Under the plan, importers must provide evidence of procurement deals or investment arrangements with local rice growers before receiving approval to bring rice into the country. The minister sought to reassure consumers and traders that the goal is not to drive up prices or empty shop shelves.
“We are not raising tariffs that punish consumers. We are not imposing bans that create shortages,” he stated. Instead, he argued, the policy aims to redirect value from the rice trade toward building Ghana’s own productive capacity.

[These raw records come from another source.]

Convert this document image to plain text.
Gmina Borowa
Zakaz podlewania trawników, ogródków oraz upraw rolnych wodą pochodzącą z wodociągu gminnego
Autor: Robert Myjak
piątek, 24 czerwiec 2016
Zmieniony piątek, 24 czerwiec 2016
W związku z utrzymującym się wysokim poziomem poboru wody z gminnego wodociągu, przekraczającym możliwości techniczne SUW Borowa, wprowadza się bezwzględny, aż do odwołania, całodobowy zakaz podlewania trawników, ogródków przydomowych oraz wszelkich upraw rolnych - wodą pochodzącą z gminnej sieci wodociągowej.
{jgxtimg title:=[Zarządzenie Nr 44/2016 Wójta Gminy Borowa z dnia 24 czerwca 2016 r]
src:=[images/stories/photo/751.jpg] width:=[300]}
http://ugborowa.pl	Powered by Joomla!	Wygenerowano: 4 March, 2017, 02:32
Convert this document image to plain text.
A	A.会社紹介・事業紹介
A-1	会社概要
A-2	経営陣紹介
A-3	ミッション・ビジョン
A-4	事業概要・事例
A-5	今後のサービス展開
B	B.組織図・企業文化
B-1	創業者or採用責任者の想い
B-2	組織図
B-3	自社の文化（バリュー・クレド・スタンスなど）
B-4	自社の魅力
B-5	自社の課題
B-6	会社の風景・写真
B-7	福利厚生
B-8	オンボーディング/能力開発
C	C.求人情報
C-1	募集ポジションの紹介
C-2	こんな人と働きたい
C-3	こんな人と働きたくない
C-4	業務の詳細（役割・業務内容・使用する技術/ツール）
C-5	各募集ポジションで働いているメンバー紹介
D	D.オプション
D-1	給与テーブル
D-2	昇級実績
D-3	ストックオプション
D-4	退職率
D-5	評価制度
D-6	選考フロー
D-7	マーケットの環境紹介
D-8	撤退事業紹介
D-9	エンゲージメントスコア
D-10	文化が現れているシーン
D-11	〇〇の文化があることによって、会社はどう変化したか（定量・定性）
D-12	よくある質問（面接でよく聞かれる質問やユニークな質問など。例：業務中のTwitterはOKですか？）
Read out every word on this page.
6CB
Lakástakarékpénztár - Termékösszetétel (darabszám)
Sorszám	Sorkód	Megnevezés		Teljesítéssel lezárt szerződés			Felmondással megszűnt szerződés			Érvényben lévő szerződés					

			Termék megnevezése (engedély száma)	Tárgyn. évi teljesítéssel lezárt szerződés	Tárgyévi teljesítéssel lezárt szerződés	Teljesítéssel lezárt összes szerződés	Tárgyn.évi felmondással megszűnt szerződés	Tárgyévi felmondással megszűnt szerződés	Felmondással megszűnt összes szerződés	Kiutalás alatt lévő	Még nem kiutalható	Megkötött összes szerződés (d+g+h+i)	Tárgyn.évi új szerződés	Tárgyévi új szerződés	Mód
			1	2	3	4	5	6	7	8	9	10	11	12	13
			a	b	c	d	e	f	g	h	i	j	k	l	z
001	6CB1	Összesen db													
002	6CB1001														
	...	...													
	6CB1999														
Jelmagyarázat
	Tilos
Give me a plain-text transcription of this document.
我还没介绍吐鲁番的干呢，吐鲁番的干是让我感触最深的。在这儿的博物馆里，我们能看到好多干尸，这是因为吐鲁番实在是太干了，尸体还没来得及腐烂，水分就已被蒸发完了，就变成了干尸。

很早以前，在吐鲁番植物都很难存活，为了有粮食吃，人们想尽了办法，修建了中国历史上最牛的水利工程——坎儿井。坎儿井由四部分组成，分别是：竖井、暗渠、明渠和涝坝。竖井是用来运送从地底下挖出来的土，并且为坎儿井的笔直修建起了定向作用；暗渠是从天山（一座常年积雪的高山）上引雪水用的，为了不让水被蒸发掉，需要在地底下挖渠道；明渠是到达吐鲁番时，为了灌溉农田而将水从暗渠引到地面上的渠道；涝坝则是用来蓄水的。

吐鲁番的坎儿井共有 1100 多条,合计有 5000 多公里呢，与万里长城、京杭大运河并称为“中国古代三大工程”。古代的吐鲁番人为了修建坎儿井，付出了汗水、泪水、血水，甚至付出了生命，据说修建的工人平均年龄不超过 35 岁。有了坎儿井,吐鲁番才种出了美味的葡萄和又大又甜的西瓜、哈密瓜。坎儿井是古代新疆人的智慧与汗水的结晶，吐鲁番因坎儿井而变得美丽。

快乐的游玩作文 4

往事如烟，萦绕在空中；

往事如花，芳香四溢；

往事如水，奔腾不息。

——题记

Ghana’s reliance on imported rice remains a heavy burden on the economy, even as domestic output has risen. Last year, the country consumed about 1.71 million tonnes of rice, while local milled production reached roughly 960,000 tonnes. That gap—nearly 751,000 tonnes—forced Ghana to spend around $320 million on imports to meet demand.
Self-sufficiency currently stands at about 56 per cent, up from around 45 per cent at the start of the decade. But according to the government, the pace needs to pick up significantly to reach full self-reliance. The minister told investors and industry players at the two-day gathering that the share of imports in the market would be reduced progressively over the next decade, with each reduction tied to verified increases in local production. “We will not create a gap we cannot fill,” he assured them.
Government modelling suggests that reaching 100 per cent self-sufficiency within ten years could save Ghana roughly $2.1 billion in cumulative foreign exchange, attract more than $400 million in private-sector investment, and create over 200,000 jobs across farming, processing, logistics, and related services. Mr Opoku described the rice sector as the country’s “single largest untapped agribusiness opportunity.”
Beyond the import reforms, the government is also deploying satellite-based geospatial mapping technology—developed with support from the World Bank and experts from the NASA Harvest programme—to identify and classify land suitable for rice production nationwide. The exercise is expected to provide investors with location-specific data on production opportunities and irrigation potential.
The minister said combining data-driven investment planning with guaranteed market access through the quota regime should help de-risk the sector and unlock capital for large-scale expansion.
The new policy is part of the broader Feed Ghana Programme, which includes investments in irrigation, mechanisation, improved seed systems, post-harvest infrastructure, and value addition, alongside intensified efforts to curb rice smuggling and expand the market for locally produced rice through the “Buy Ghana First” initiative.